Interpretable machine learning for early prediction of acute kidney injury in critically ill patients with acute pancreatitis
Li Zhao, Lei Tian, Shenglin Zhou, Tuo Zhang, Zeyu Yang, Qiuxia Liu, Wei Fang, Jicheng Zhang, Man ChenBackground
Acute pancreatitis (AP) is a global health issue that can lead to acute kidney injury (AKI), especially in critically ill patients. Timely identification of AP-AKI is vital for early intervention. This study aimed to develop and validate a machine learning (ML) model to predict AP-AKI in ICU patients.
Methods
Data were collected from Shandong Provincial Hospital (training/internal validation) and the MIMIC-IV database (external validation). Thirty-three clinical variables within 24 hours of ICU admission were selected using LASSO regression.
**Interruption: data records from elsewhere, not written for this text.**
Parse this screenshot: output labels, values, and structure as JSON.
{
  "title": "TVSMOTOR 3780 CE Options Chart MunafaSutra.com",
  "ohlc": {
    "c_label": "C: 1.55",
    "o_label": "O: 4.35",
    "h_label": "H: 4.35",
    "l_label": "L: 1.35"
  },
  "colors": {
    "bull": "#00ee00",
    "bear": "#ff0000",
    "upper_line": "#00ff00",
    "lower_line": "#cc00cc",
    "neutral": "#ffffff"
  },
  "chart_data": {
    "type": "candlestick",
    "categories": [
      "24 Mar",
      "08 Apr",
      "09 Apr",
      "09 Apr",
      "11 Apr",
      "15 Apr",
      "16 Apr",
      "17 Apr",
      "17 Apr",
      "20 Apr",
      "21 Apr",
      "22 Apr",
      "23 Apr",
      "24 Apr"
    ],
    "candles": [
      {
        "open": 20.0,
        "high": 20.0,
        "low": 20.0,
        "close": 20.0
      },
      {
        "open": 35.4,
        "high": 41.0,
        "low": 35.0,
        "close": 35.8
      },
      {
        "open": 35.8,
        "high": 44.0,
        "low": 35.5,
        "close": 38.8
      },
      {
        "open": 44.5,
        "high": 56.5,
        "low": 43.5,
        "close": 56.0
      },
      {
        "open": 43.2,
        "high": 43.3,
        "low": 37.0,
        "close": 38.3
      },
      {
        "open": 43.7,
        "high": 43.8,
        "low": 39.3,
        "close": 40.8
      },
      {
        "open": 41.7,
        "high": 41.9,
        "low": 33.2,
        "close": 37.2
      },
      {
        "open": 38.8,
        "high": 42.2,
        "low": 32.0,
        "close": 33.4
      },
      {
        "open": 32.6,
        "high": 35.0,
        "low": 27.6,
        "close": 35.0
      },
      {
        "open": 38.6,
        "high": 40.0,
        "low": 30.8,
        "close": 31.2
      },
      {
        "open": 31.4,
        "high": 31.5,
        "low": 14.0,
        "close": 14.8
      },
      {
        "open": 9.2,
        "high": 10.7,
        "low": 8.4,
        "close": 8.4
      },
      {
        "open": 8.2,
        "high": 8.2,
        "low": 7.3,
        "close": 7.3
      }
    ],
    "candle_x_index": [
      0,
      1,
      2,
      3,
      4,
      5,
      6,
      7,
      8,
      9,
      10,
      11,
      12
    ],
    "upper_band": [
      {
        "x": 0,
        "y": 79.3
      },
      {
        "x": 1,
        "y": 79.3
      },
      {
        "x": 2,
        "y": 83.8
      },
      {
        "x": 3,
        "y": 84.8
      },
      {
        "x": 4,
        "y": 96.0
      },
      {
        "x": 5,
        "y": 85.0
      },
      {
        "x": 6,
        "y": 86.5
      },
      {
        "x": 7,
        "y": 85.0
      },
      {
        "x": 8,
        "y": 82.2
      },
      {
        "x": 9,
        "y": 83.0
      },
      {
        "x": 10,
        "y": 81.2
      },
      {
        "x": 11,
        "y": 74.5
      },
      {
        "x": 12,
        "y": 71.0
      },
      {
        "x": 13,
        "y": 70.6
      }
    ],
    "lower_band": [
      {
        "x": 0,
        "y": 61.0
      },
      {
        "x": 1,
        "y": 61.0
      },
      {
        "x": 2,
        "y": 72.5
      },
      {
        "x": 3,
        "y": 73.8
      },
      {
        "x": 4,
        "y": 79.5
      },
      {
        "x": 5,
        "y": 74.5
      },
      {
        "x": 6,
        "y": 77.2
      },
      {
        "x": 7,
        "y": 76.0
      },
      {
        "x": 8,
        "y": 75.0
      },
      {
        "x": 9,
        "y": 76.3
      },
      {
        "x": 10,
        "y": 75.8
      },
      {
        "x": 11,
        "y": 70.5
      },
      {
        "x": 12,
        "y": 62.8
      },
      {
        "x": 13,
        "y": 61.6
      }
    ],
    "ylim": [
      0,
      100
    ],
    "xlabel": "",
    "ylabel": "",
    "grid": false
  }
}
Six ML algorithms were tested, with model performance evaluated through discrimination, calibration, and clinical utility. SHAP analysis was used for interpretability, and a web-based interface was developed for clinical use.
Results
Among 317 patients in the internal cohort, 219 (69.1%) developed AKI. A 7-variable Random Forest model showed the best performance with AUCs of 0.970 (training), 0.811 (internal validation), and 0.820 (external validation). Key predictors included neutrophil percentage, platelet-to-neutrophil ratio, creatinine, APTT, lactate, glucose, and vasopressor use. A friendly user interface has been developed for clinician use.
Conclusion
The ML-based model demonstrated strong predictive performance for AP-AKI and good generalizability. SHAP analysis enhanced model transparency, supporting clinical decision-making and early intervention.